Now, I’m squarely in my 40s, even past the midpoint. I’ve owned a house and a dog for eleven years, and I’ve learned that Colorado summers are really hot. I’ve had and left a full-time job in tech, and I paid my own way to the conference this year. I’ve changed in twelve years, and so have Ruby and the conference. They were both bigger and more popular back then. Now, JavaScript and its framework du jour get all the attention. Ruby isn’t cool anymore, but neither am I.

The conference t-shirt design this year featured a dinosaur. Maybe this is fitting because I sometimes referred to myself as a dinosaur at my tech job. Compared to the people who came after me, I was tired and old in many ways, both mentally and physically, and no longer hungry. I decided to stop swimming against the current and instead swam out of it.

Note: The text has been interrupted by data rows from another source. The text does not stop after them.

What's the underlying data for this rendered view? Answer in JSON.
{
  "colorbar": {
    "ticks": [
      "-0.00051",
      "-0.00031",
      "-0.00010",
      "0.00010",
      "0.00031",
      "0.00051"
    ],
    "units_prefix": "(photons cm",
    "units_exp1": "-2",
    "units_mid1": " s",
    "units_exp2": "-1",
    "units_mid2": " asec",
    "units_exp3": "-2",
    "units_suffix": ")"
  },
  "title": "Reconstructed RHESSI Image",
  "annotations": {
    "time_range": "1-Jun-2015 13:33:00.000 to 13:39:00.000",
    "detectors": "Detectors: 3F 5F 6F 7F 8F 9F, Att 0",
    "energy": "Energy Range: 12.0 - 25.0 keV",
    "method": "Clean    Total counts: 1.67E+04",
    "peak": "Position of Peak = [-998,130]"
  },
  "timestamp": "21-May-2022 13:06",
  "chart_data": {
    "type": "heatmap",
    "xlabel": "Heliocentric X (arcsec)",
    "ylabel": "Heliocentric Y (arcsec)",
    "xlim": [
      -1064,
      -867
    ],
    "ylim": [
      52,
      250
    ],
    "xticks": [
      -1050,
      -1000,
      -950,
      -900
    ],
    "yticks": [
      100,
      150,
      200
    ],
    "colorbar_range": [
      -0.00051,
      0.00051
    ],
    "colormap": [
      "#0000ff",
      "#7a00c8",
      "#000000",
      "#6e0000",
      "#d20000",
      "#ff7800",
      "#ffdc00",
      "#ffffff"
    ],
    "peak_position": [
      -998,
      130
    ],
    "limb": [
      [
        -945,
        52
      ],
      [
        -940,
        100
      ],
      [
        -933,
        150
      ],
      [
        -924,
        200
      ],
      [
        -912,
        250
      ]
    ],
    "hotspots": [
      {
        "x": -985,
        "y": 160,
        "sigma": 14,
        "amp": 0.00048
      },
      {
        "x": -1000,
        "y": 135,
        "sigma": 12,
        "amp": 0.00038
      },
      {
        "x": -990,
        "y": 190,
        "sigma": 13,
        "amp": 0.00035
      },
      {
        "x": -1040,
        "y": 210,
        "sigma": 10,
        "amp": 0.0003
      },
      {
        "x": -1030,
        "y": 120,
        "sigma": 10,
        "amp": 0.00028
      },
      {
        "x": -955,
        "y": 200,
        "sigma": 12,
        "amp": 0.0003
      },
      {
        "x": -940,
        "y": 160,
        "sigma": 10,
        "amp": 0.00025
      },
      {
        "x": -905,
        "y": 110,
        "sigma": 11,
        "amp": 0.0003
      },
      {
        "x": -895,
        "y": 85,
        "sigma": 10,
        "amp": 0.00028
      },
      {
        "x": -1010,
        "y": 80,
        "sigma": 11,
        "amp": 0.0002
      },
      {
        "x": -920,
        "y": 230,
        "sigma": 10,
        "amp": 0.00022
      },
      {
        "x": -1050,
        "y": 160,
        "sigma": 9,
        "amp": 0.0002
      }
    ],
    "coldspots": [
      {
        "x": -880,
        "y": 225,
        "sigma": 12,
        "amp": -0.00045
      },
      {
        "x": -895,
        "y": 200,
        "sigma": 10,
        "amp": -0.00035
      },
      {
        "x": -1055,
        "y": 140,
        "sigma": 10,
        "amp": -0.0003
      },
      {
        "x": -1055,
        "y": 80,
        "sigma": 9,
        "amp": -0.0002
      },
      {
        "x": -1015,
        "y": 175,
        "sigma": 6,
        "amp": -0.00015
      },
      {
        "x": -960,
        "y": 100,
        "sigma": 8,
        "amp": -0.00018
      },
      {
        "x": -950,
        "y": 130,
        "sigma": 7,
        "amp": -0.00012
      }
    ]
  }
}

In a world of trendy JavaScript frameworks, I declared to myself and others that in my new, post-tech-job life, I would fully embrace Ruby, and I didn’t care what anyone else thought. The liberating part of my new life is that I no longer need to prove anything to anyone except myself. After all, now my primary goal with technology is to aid my creativity and help me build things that interest me without getting in the way.

There was something comforting about seeing people at the conference who were perhaps more similar to me than those I’ve interacted with at other recent tech gatherings or at my job. Not all of them were cool. Not all of them were young. But they were enthusiastic about a technology that allows them to build cool, useful things in a way that is familiar to them and enables them to live a good life. I can relate to that.